Nuyken: “Thus, the development in Germany ran counter to the global trend. The main reason for this weak development is that the market for mergers and acquisitions in Germany is still relatively strong, as well as the relatively strong capital resources of the companies, which allow them to go a long way in development on their own. Overall, however, the global trend towards more partnerships will not go unnoticed by Germany. Mergers and acquisitions, IPOs and partnerships are in constant competition with each other, and the capital market collapse and high valuations for mergers and acquisitions are strengthening partnerships as an alternative.”
German biotechs are increasingly appearing as buyers
As in previous years, innovative technology platforms were the value drivers in the alliances of German biotechs - this was particularly evident in the mega deals (over 500 million euros).

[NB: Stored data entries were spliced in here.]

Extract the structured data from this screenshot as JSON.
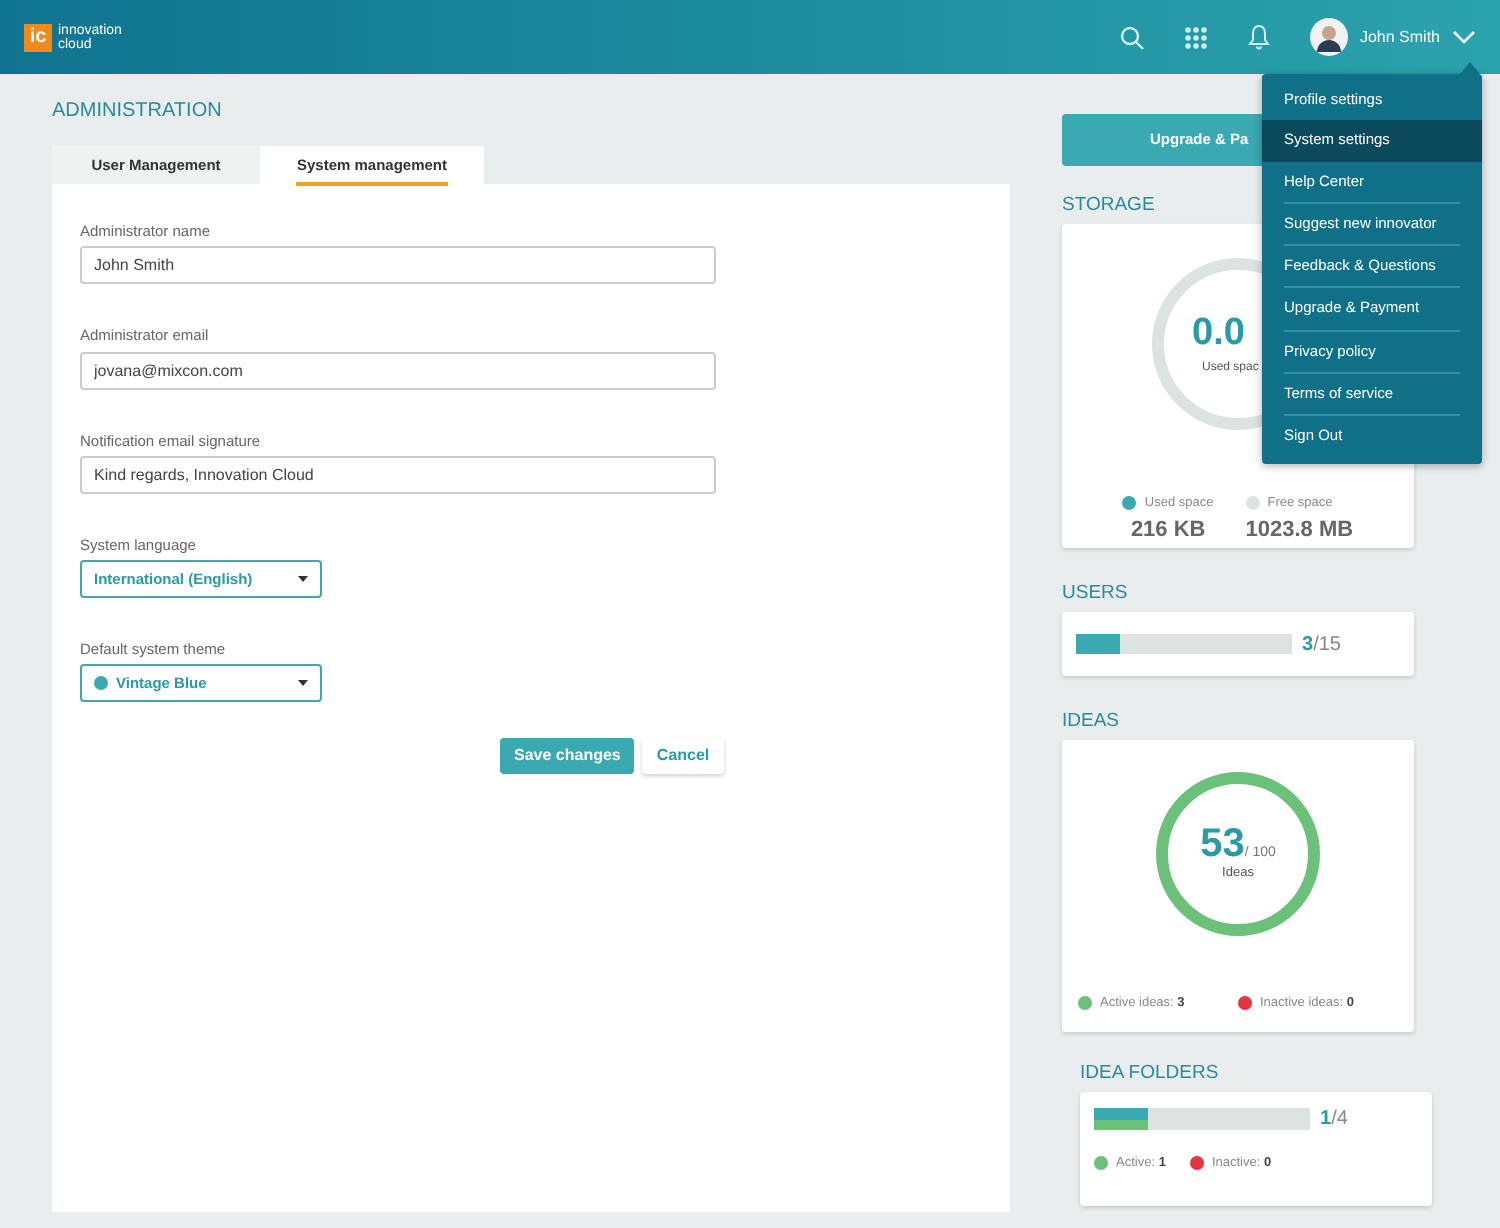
{
  "header": {
    "logo_mark": "ic",
    "logo_text_1": "innovation",
    "logo_text_2": "cloud",
    "user_name": "John Smith"
  },
  "user_menu": [
    {
      "label": "Profile settings",
      "selected": false
    },
    {
      "label": "System settings",
      "selected": true
    },
    {
      "label": "Help Center",
      "selected": false
    },
    {
      "label": "Suggest new innovator",
      "selected": false
    },
    {
      "label": "Feedback & Questions",
      "selected": false
    },
    {
      "label": "Upgrade & Payment",
      "selected": false
    },
    {
      "label": "Privacy policy",
      "selected": false
    },
    {
      "label": "Terms of service",
      "selected": false
    },
    {
      "label": "Sign Out",
      "selected": false
    }
  ],
  "page_title": "ADMINISTRATION",
  "tabs": [
    {
      "label": "User Management",
      "selected": false
    },
    {
      "label": "System management",
      "selected": true
    }
  ],
  "form": [
    {
      "kind": "text",
      "label": "Administrator name",
      "value": "John Smith"
    },
    {
      "kind": "text",
      "label": "Administrator email",
      "value": "jovana@mixcon.com"
    },
    {
      "kind": "text",
      "label": "Notification email signature",
      "value": "Kind regards, Innovation Cloud"
    },
    {
      "kind": "select",
      "label": "System language",
      "value": "International (English)"
    },
    {
      "kind": "select",
      "label": "Default system theme",
      "value": "Vintage Blue",
      "color": "#3aa9b1"
    }
  ],
  "buttons": [
    {
      "label": "Save changes",
      "kind": "primary"
    },
    {
      "label": "Cancel",
      "kind": "secondary"
    }
  ],
  "upgrade_button": "Upgrade & Pa",
  "storage": {
    "title": "STORAGE",
    "value": "0.0",
    "caption": "Used spac",
    "level": 0,
    "legend": [
      {
        "label": "Used space",
        "value": "216 KB",
        "color": "#3aa9b1"
      },
      {
        "label": "Free space",
        "value": "1023.8 MB",
        "color": "#dde3e1"
      }
    ]
  },
  "users": {
    "title": "USERS",
    "level": 0.2,
    "count": "3",
    "total": "/15"
  },
  "ideas": {
    "title": "IDEAS",
    "count": "53",
    "total": "/ 100",
    "caption": "Ideas",
    "legend": [
      {
        "label": "Active ideas:",
        "value": "3",
        "color": "#6cc17a"
      },
      {
        "label": "Inactive ideas:",
        "value": "0",
        "color": "#e8333c"
      }
    ]
  },
  "idea_folders": {
    "title": "IDEA FOLDERS",
    "level": 0.25,
    "count": "1",
    "total": "/4",
    "legend": [
      {
        "label": "Active:",
        "value": "1",
        "color": "#6cc17a"
      },
      {
        "label": "Inactive:",
        "value": "0",
        "color": "#e8333c"
      }
    ]
  }
}
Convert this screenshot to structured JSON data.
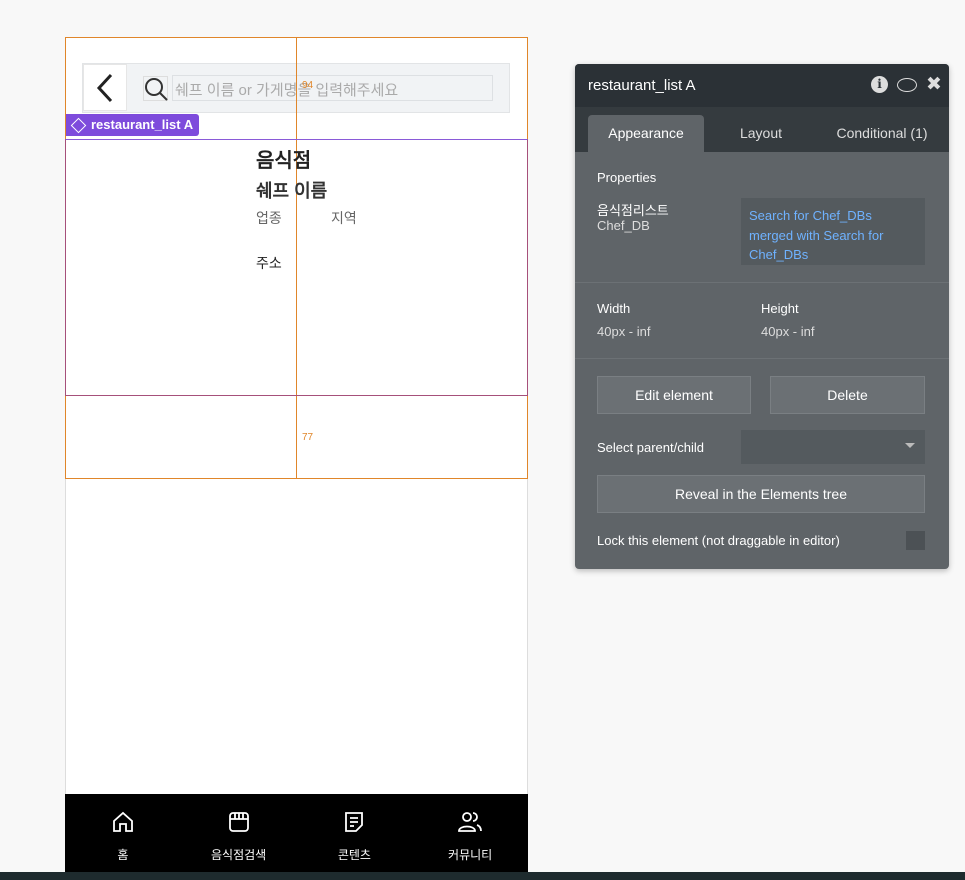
{
  "canvas": {
    "search_placeholder": "쉐프 이름 or 가게명을 입력해주세요",
    "dim_top": "94",
    "dim_bottom": "77",
    "element_tag": "restaurant_list A",
    "cell": {
      "restaurant": "음식점",
      "chef": "쉐프 이름",
      "category": "업종",
      "region": "지역",
      "address": "주소"
    },
    "nav": [
      {
        "label": "홈",
        "icon": "home-icon"
      },
      {
        "label": "음식점검색",
        "icon": "store-icon"
      },
      {
        "label": "콘텐츠",
        "icon": "document-icon"
      },
      {
        "label": "커뮤니티",
        "icon": "community-icon"
      }
    ]
  },
  "panel": {
    "title": "restaurant_list A",
    "tabs": [
      "Appearance",
      "Layout",
      "Conditional (1)"
    ],
    "properties_label": "Properties",
    "prop_name": "음식점리스트",
    "prop_type": "Chef_DB",
    "prop_value": "Search for Chef_DBs merged with Search for Chef_DBs",
    "width_label": "Width",
    "width_value": "40px - inf",
    "height_label": "Height",
    "height_value": "40px - inf",
    "edit_label": "Edit element",
    "delete_label": "Delete",
    "select_parent_label": "Select parent/child",
    "reveal_label": "Reveal in the Elements tree",
    "lock_label": "Lock this element (not draggable in editor)"
  },
  "colors": {
    "accent": "#7e4bdc",
    "guide": "#e0862a",
    "link": "#6fb2ff"
  }
}
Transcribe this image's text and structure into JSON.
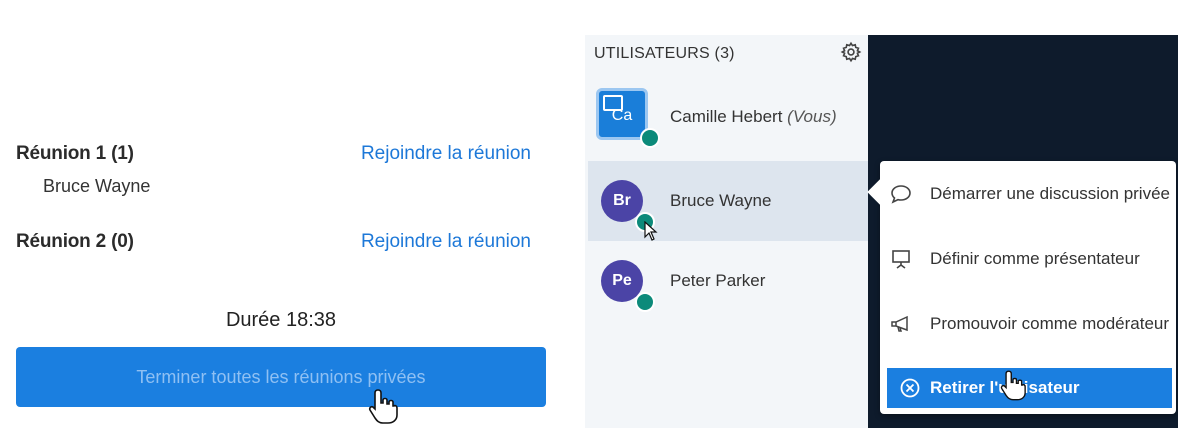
{
  "breakout": {
    "rooms": [
      {
        "name": "Réunion 1 (1)",
        "join_label": "Rejoindre la réunion",
        "members": [
          "Bruce Wayne"
        ]
      },
      {
        "name": "Réunion 2 (0)",
        "join_label": "Rejoindre la réunion",
        "members": []
      }
    ],
    "duration_label": "Durée 18:38",
    "end_all_label": "Terminer toutes les réunions privées"
  },
  "users": {
    "header": "UTILISATEURS (3)",
    "list": [
      {
        "initials": "Ca",
        "name": "Camille Hebert",
        "suffix": "(Vous)",
        "is_presenter": true
      },
      {
        "initials": "Br",
        "name": "Bruce Wayne",
        "selected": true
      },
      {
        "initials": "Pe",
        "name": "Peter Parker"
      }
    ]
  },
  "context_menu": {
    "items": [
      {
        "label": "Démarrer une discussion privée",
        "icon": "chat-bubble-icon"
      },
      {
        "label": "Définir comme présentateur",
        "icon": "presentation-icon"
      },
      {
        "label": "Promouvoir comme modérateur",
        "icon": "megaphone-icon"
      },
      {
        "label": "Retirer l'utilisateur",
        "icon": "remove-circle-icon",
        "active": true
      }
    ]
  },
  "colors": {
    "accent": "#1b7fe0",
    "link": "#1d78d8",
    "avatar": "#4b44a6",
    "status": "#0c8a7a",
    "dark_bg": "#0e1b2c",
    "panel_bg": "#f3f6f9"
  }
}
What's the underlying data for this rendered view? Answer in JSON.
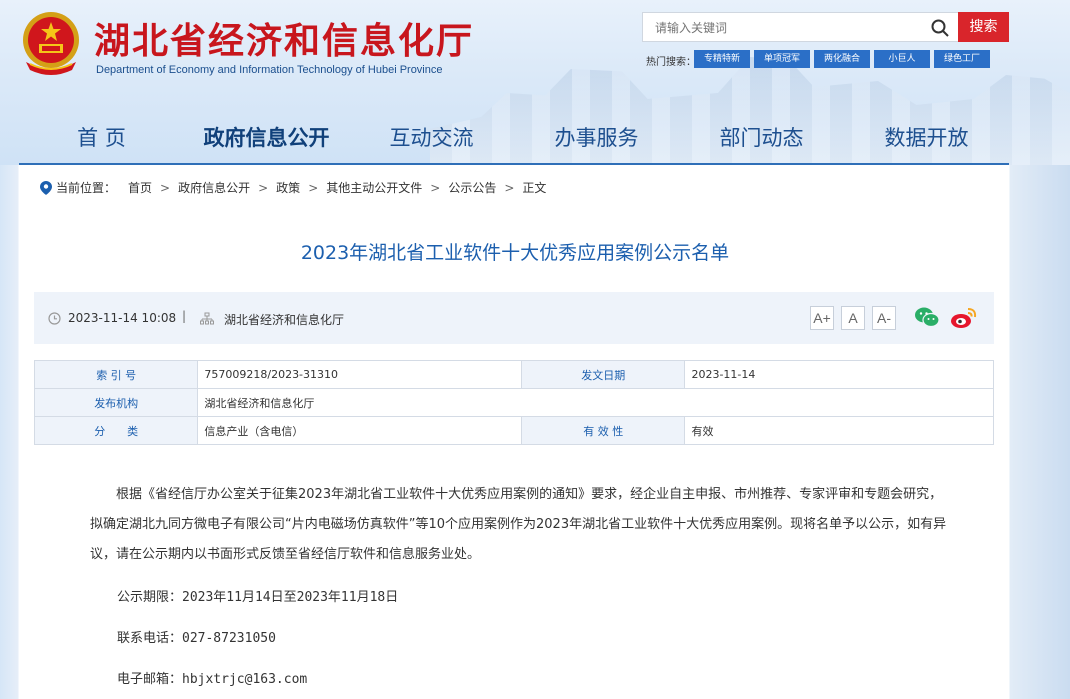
{
  "header": {
    "site_title": "湖北省经济和信息化厅",
    "site_subtitle": "Department of Economy and Information Technology of Hubei Province",
    "search_placeholder": "请输入关键词",
    "search_button": "搜索",
    "hot_label": "热门搜索：",
    "hot_tags": [
      "专精特新",
      "单项冠军",
      "两化融合",
      "小巨人",
      "绿色工厂"
    ]
  },
  "nav": {
    "items": [
      "首 页",
      "政府信息公开",
      "互动交流",
      "办事服务",
      "部门动态",
      "数据开放"
    ],
    "active_index": 1
  },
  "breadcrumb": {
    "label": "当前位置：",
    "items": [
      "首页",
      "政府信息公开",
      "政策",
      "其他主动公开文件",
      "公示公告",
      "正文"
    ],
    "separator": ">"
  },
  "article": {
    "title": "2023年湖北省工业软件十大优秀应用案例公示名单",
    "date": "2023-11-14 10:08",
    "meta_separator": "|",
    "source": "湖北省经济和信息化厅",
    "font_sizes": [
      "A+",
      "A",
      "A-"
    ],
    "info": {
      "index_label": "索 引 号",
      "index_value": "757009218/2023-31310",
      "date_label": "发文日期",
      "date_value": "2023-11-14",
      "org_label": "发布机构",
      "org_value": "湖北省经济和信息化厅",
      "category_label": "分　　类",
      "category_value": "信息产业（含电信）",
      "validity_label": "有 效 性",
      "validity_value": "有效"
    },
    "body": "根据《省经信厅办公室关于征集2023年湖北省工业软件十大优秀应用案例的通知》要求，经企业自主申报、市州推荐、专家评审和专题会研究，拟确定湖北九同方微电子有限公司“片内电磁场仿真软件”等10个应用案例作为2023年湖北省工业软件十大优秀应用案例。现将名单予以公示，如有异议，请在公示期内以书面形式反馈至省经信厅软件和信息服务业处。",
    "period": "公示期限：2023年11月14日至2023年11月18日",
    "phone": "联系电话：027-87231050",
    "email": "电子邮箱：hbjxtrjc@163.com"
  },
  "colors": {
    "brand_red": "#c8161d",
    "nav_blue": "#1d4f8f",
    "title_blue": "#1c5fae",
    "tag_blue": "#2b6fc7"
  }
}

As in the previous year, there was also a mega deal in the area of mergers and acquisitions: MorphoSys took over the US company Constellation Pharmaceuticals for EUR 1,41 billion. Four other deals were also above the 100 million euro mark, with the total volume rising to 2,06 billion euros - the highest value in the biotech industry's history. A total of 21 deals were recorded.
A look at the period of the past 20 years also shows that the number and volume of M&A deals are increasing, a trend that could continue: “Companies in the biotech industry currently have plenty of liquidity. This means that the companies can act independently. In the future, however, in connection with imminent patent expirations and a calmer IPO market, a further increase in mergers and acquisitions is to be expected. German biotechs will also appear here as buyers as part of their growth strategy.”
In order to continue to secure growth, the industry is dependent on qualified employees - but it is also evident in the biotech industry that the shortage of skilled workers is acting as a brake on growth. The number of employees at listed biotechs increased by twenty percent and now stands at 17.301. But in an empty labor market, companies not only compete with each other for the best talent, but also with other sectors. “Employers can and must stand out with modern, innovative offers in order to attract and retain talent. This is where the management is asked above all - to convince the brightest minds of their company and their ideas with individual measures.
However, the development of management talent is also critical. Better networking and targeted mentoring of start-up teams help to avoid mistakes when founding and developing companies. Much more can be done here,” says Nuyken.